Specific heat and electronic states of superconducting boron-doped silicon carbide

The discoveries of superconductivity in the heavily-boron doped semiconductors diamond (C:B) in 2004 [Ekimov , Nature (London) 428, 542 (2004)] and silicon (Si:B) in 2006 [Bustarret , Nature (London) 444, 465 (2006)] have renewed the interest in the physics of the superconducting state of doped semiconductors. Recently, we discovered superconductivity in the closely related "mixed" system heavily boron-doped silcon carbide (SiC:B) [Ren , J. Phys. Soc. Jpn. 76, 103710 (2007)]. Interestingly, the latter compound is a type-I superconductor whereas the two aforementioned materials are type II. In this paper, we present an extensive analysis of our recent specific-heat study, as well as the band structure and expected Fermi surfaces.
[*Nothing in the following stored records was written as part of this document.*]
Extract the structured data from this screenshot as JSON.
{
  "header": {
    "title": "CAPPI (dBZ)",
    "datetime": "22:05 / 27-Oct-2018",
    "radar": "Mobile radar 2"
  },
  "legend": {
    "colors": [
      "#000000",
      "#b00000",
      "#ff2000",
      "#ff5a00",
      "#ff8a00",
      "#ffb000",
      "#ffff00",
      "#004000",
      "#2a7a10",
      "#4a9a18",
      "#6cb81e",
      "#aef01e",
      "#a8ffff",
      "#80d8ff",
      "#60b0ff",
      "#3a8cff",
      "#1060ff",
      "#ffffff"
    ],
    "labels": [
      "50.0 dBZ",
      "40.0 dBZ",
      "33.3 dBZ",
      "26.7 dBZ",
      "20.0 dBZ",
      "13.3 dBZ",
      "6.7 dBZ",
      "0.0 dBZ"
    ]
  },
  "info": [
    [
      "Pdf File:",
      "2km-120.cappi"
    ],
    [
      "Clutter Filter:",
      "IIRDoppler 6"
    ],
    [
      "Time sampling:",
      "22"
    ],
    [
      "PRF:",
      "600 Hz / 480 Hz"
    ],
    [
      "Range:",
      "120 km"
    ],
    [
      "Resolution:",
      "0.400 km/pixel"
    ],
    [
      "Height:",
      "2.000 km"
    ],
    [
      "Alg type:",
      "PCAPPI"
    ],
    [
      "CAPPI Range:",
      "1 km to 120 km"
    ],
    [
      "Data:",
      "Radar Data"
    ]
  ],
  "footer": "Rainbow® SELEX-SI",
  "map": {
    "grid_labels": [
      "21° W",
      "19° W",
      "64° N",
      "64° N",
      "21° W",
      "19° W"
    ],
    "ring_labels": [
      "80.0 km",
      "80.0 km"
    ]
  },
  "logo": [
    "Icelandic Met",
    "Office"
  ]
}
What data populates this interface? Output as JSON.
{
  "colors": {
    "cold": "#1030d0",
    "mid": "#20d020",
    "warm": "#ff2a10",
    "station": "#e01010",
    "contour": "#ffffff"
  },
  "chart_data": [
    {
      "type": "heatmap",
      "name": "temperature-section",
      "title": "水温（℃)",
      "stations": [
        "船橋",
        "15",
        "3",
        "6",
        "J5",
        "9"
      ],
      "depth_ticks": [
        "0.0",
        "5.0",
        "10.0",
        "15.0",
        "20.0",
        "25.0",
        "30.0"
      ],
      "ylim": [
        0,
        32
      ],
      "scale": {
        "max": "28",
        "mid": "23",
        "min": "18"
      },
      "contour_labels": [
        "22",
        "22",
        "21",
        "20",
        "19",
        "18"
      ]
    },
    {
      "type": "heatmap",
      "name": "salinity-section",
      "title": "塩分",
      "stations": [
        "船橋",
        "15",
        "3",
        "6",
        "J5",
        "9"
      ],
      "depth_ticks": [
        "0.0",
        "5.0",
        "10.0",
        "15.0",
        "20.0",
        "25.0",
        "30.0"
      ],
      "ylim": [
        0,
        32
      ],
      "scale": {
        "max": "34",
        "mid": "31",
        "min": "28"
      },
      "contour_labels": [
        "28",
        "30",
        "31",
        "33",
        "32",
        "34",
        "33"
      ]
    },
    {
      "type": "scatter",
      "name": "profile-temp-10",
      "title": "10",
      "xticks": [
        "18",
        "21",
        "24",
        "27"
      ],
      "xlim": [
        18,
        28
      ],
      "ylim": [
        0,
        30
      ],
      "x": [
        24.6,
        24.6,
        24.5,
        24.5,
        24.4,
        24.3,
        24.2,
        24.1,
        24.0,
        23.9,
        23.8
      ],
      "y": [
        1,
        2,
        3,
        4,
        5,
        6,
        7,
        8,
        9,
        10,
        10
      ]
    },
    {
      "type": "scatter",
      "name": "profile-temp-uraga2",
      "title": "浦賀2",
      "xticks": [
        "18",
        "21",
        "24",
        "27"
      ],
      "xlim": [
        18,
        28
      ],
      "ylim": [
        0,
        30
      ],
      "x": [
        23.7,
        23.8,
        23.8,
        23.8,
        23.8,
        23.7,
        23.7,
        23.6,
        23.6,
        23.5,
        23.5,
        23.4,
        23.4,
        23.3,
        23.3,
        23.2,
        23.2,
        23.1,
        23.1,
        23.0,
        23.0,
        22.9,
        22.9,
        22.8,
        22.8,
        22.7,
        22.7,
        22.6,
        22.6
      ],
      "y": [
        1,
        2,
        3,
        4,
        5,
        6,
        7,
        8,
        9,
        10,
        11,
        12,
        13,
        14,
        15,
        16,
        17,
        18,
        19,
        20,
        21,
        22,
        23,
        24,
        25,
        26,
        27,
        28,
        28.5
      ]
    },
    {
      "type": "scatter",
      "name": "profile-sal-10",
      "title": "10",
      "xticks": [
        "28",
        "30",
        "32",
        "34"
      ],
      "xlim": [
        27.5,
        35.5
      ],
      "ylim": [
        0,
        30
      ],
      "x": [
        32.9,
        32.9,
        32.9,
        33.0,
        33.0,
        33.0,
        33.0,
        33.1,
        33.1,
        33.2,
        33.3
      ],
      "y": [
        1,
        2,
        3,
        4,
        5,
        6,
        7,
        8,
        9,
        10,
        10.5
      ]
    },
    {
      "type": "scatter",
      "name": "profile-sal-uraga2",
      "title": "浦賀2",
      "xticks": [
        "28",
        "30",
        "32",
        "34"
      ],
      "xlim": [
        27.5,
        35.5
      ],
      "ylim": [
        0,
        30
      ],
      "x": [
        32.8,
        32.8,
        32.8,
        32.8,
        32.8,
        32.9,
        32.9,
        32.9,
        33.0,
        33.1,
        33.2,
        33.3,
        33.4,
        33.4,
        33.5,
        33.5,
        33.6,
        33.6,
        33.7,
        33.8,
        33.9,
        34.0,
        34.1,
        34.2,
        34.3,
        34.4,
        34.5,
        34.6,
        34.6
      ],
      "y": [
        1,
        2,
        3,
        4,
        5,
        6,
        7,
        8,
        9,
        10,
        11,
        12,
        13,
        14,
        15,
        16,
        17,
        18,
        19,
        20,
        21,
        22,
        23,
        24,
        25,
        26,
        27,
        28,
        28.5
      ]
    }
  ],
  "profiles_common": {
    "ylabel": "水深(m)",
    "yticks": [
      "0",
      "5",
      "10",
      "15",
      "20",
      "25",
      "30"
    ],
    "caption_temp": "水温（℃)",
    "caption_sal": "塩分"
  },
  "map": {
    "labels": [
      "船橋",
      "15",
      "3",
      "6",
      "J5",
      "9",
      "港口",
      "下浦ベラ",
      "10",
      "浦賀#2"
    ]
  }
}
We observe an apparent quadratic temperature dependence of the electronic specific heat in the superconducting state. Possible reasons are a nodal gap structure or a residual density of states due to nonsuperconducting parts of the sample. The basic superconducting parameters are estimated in a Ginzburg-Landau framework. We compare and discuss our results with those reported for C:B and Si:B. Finally, we comment on possible origins of the difference in the superconductivity of SiC:B compared to the two "parent" materials C:B and Si:B.